The army’s emergency unit UME said it sent two companies of specialist soldiers and 95 vehicles to free over 3,000 vehicles that became stranded on the AP6 highway linking Madrid and the northwestern city of Segovia.
“The vehicles were removed one by one. There were cars with babies inside that did not have water or food,” said UME spokesman Aurelio Soto.
Videos posted on Twitter by emergency services showed soldiers and police battling snow drifts as they used shovels to clear snow from around trapped cars.
About 70km (45 miles) of the highway in the centre of the country were blocked by snow just as families were returning home after the end of the Christmas holidays.
Motorists took to social media to complain that they had been trapped on the road since Saturday night without anything to eat and no heating, amid freezing temperatures.
“My husband and I didn’t eat anything to give the little we had to our children,” Sara Ramos, who was trapped in her car for 15 hours with her husband and two children aged two and six, told public television.
“It was really distressing because it was many hours of waiting.

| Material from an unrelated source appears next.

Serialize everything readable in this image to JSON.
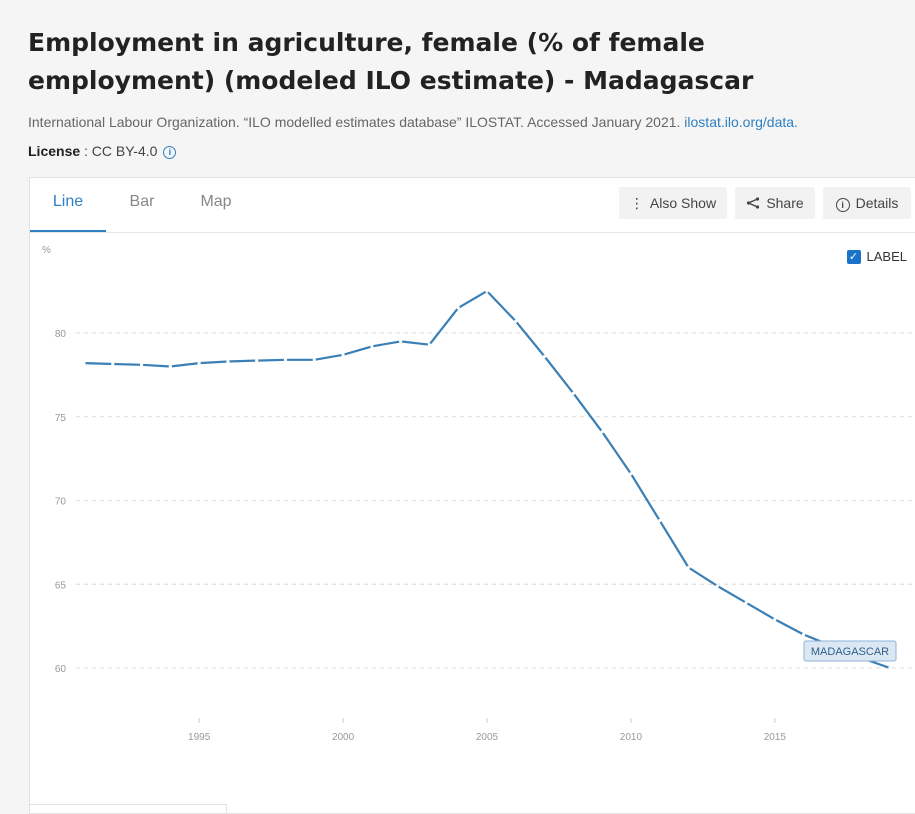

It was a really difficult situation. There were people who had no heat because their car battery ran out.”
Public Works Minister Inigo de la Serna said the government had opened an inquiry to see if the toll road operator that runs the AP6 highway – Iberpistas, a subsidiary of Spain’s Abertis – “had fulfilled all protocols” for a snow storm.
The minister said many other roads were covered by snow but these were closed and cleared without drivers being trapped in their vehicles for so long.
He urged people not to use their cars in areas affected by the snow storm “unless it is strictly necessary”.
Spain’s weather office issued alerts for 37 provinces yesterday because of the risks posed by the heavy snow, strong winds and rain.